Under the diagnostic criteria set forth by Dr. Dubois and colleagues, at least one of four additional supportive features must also be met. They include the presence of media temporal lobe atrophy on MRI; abnormal cerebrospinal fluid biomarkers; a specific pattern in functional neuroimaging with positron emission tomography; and/or the presence of any of the identified autosomal-dominant mutations that cause Alzheimer’s disease in an immediate family member. “The proposed criteria should allow an earlier and more specific Alzheimer’s disease diagnosis than their predecessor,” said the authors. They also acknowledged the future inclusion of biomarkers that have yet to be identified and validated.
“These proposed criteria move away from the traditional two-step approach of first identifying dementia according to degree of functional disability, and then specifying its cause,” noted the authors. The investigators theorized that even before the clinical onset of symptoms, there is an Alzheimer’s disease process evolving predictably in a patient’s brain, and by the time there is a clear functional disability, it may be too late for interventions to perform optimally. “Earlier intervention with disease-modifying therapies is likely to be more effective when there is a lower burden of amyloid and hyperphosphorylated tau,” they posited.
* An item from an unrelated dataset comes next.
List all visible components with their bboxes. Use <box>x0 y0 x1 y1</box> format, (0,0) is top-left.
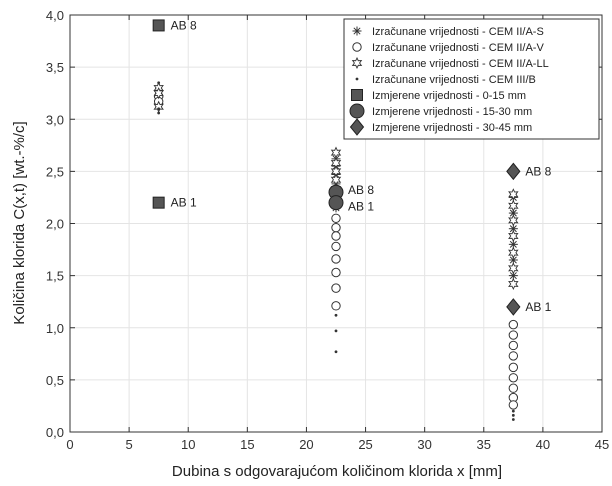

The proposed criteria are designed to diagnose probable Alzheimer’s disease, not possible Alzheimer’s disease, due to “the incompatibility of this definition with diagnostic criteria that are highly specific for Alzheimer’s disease,” stated the authors. The researchers also recognized the need for validation of the criteria within highly specialized Alzheimer’s disease centers before they can be used in a clinical setting.
Suggested Reading Dubois B, Feldman HH, Jacova C, et al. Research criteria for the diagnosis of Alzheimer’s disease: revising the NINCDS-ADRDA criteria. Lancet Neurol. 2007;6(8):734-746.